Deep Belief Network (DBN) in Deep Learning

Last Updated : 11 Dec, 2023

Discover data creation with Deep Belief Networks (DBNs), cutting-edge generative models that make use of deep architecture. This article walks you through the concepts of DBNs, how they work, and how to implement them using practical coding.

What is a Deep Belief Network?

Deep Belief Networks (DBNs) are sophisticated artificial neural networks used in the field of deep learning, a subset of machine learning. They are designed to discover and learn patterns within large sets of data automatically. Imagine them as multi-layered networks, where each layer is capable of making sense of the information received from the previous one, gradually building up a complex understanding of the overall data.
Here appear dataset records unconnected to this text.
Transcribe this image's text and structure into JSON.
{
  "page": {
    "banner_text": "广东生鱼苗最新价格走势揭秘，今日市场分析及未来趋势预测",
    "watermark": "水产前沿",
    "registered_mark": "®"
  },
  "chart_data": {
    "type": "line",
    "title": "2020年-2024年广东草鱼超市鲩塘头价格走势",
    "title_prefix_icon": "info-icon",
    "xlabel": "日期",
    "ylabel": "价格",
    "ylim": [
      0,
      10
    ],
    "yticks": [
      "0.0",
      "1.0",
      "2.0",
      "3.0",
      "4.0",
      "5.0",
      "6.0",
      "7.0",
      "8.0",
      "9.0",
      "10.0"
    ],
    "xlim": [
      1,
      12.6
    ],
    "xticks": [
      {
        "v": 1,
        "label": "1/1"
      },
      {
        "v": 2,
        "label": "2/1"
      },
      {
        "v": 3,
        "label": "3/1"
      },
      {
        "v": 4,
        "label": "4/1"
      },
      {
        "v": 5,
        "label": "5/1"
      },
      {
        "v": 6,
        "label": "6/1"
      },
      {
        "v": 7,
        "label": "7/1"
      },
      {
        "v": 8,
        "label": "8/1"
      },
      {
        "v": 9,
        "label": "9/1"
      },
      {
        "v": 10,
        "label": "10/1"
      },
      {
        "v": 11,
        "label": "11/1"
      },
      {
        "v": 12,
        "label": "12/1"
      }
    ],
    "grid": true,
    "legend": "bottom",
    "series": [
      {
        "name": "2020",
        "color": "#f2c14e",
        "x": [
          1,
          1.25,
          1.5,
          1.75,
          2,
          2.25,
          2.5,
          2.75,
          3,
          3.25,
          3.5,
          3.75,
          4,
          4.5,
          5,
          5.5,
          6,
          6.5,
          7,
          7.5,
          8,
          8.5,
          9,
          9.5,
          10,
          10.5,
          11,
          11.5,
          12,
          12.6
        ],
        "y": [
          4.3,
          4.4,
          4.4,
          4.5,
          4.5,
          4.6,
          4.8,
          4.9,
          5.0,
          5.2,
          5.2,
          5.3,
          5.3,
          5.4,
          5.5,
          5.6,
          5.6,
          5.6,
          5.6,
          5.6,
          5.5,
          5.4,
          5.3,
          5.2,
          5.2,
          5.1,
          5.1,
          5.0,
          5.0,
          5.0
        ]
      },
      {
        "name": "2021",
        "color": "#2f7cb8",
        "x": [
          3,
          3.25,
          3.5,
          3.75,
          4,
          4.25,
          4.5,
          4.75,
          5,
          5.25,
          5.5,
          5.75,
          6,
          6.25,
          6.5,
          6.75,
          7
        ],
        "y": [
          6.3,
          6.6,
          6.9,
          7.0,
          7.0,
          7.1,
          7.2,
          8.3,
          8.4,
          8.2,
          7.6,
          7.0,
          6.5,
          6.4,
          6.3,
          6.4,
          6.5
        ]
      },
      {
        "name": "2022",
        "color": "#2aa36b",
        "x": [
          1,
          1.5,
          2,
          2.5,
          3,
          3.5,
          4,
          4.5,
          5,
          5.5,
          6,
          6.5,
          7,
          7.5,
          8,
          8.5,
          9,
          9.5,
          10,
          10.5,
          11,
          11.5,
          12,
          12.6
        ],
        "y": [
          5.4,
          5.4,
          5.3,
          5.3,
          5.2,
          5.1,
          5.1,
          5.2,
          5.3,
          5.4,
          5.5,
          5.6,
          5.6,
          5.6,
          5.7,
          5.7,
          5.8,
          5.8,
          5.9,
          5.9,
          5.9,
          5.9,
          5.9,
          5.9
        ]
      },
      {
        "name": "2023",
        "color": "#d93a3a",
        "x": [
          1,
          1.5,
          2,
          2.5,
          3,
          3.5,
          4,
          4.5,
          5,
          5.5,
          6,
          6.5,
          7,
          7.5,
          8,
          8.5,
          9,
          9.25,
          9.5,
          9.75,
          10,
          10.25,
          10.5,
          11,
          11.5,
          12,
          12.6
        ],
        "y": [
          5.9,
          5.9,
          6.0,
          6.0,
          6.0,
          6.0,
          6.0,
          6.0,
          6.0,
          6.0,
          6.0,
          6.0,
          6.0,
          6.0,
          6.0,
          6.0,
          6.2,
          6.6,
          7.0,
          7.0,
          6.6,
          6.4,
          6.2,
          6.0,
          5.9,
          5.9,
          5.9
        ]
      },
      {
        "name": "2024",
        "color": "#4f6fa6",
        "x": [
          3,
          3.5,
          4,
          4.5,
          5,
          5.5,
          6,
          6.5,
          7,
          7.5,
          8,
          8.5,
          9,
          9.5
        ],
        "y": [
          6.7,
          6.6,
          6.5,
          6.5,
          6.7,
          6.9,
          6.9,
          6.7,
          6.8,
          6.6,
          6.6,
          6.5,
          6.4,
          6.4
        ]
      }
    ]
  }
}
DBNs are composed of multiple layers of stochastic, or randomly determined, units. These units are known as Restricted Boltzmann Machines (RBMs) or other similar structures. Each layer in a DBN aims to extract different features from the input data, with lower layers identifying basic patterns and higher layers recognizing more abstract concepts. This structure allows DBNs to effectively learn complex representations of data, which makes them particularly useful for tasks like image and speech recognition, where the input data is high-dimensional and requires a deep level of understanding.

The architecture of DBNs also makes them good at unsupervised learning, where the goal is to understand and label input data without explicit guidance. This characteristic is particularly useful in scenarios where labelled data is scarce or when the goal is to explore the structure of the data without any preconceived labels.

How Deep Belief Networks Work?

DBNs work in two main phases: pre-training and fine-tuning. In the pre-training phase, the network learns to represent the input data layer by layer. Each layer is trained independently as an RBM, which allows the network to learn complex data representations efficiently. During this phase, the network learns the probability distribution of the inputs, which helps it understand the underlying structure of the data.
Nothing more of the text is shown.